Akiesha Ortiz currently facilitates leadership development and learning at the Center for Public Leadership at Harvard Kennedy School for the Fellowship for Serving African American Communities, the U.S. Latino Fellowship, the Dubin Emerging Leaders Fellowship, and the U.S. Latinx Initiative as a Fellowship Program Manager. She is responsible for directing programming that brings extraordinary emerging leaders into the folds of mission-driven cohorts where she engages students with various learning opportunities to develop their talents. She is also an executive member of Harvard’s Committee on the Concerns of Women, where she supports the objective of community and empowerment for all women across Harvard.
She graduated magna cum laude from the HBCU, North Carolina Central University. Before her work at Harvard, Akiesha held an award-winning career in public education expanding two decades. She’s been a Fulbright Educator, Teacher of the Year, in the top 5% of teachers who showed monumental standardized improvements with her students for the entire state, a video exemplar for Harvard READS Research, and a community educator/trainer for Communities in Schools.

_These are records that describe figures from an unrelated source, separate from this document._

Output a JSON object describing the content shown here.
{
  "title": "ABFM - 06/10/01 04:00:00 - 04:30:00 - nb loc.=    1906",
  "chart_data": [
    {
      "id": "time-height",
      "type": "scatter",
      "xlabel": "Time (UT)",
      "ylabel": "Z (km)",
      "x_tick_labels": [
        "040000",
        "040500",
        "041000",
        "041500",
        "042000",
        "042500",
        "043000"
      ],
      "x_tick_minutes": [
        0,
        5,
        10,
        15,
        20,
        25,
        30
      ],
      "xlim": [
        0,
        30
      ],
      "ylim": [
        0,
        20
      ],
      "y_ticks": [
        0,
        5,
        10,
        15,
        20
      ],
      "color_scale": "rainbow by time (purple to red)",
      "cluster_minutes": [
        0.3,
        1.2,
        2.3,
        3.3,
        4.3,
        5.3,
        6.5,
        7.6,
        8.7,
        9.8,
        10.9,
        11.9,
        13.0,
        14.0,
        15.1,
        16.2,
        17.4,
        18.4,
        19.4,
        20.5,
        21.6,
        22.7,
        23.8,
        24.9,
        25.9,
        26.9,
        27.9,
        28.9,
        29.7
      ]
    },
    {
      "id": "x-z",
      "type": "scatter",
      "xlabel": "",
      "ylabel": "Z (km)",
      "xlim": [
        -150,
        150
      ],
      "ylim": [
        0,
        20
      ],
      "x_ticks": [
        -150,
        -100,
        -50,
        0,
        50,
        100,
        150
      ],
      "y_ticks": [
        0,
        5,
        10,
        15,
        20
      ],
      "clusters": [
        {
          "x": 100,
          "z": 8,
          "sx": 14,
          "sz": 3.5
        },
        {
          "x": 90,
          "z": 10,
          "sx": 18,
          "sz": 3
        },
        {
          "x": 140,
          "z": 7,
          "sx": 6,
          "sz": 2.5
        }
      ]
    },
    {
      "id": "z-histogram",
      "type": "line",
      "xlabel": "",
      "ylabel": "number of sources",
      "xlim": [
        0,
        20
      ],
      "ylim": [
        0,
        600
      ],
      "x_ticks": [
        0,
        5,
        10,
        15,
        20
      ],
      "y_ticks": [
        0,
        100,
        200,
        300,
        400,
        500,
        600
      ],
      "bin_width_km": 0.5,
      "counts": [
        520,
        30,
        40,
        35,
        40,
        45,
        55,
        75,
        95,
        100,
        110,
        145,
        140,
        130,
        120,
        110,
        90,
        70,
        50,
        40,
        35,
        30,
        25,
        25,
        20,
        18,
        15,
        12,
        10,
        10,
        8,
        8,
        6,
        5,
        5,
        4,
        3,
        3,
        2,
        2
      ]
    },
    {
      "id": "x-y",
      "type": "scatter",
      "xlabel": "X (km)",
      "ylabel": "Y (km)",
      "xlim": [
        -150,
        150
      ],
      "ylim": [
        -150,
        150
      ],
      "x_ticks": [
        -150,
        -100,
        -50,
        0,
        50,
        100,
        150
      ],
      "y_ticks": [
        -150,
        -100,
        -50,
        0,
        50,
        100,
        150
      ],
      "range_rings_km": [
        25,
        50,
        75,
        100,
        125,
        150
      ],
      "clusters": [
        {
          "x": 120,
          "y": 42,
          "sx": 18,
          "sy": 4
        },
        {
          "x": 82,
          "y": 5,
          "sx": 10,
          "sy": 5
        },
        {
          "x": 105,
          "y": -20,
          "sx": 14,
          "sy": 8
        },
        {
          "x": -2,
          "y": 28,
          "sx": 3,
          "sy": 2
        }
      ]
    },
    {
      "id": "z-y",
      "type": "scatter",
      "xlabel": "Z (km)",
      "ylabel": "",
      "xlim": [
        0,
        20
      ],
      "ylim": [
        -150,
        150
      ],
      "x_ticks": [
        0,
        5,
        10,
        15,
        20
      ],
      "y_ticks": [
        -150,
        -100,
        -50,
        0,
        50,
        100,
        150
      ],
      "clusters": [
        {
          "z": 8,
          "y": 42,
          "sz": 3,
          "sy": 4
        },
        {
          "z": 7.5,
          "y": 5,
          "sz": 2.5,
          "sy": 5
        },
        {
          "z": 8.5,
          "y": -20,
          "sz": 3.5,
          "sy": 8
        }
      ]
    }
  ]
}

Based on her expertise in Human Development and Advocacy and her creation of a trauma-based curriculum for students, she began working with Dr. Renee Jarret Boynton and Dr. Neena McConnico as an educational expert on childhood trauma. She currently serves as a consultant/educator for STRIVE, which moves this work further. With a team of collaborators, she trains emerging leaders in the field of education so that they can expand their understanding of how to navigate in a more meaningful and impactful way for children and their families. One of her biggest joys is her work as the co-founder/staff advisor for Greener Scott Scholars, the only mentoring program that convenes Black undergraduates and graduates from all over the Harvard Community. Akiesha is driven by the ethos to inspire, educate, and empower as we all work together to pursue lives of happiness, parity, acknowledgment, and security.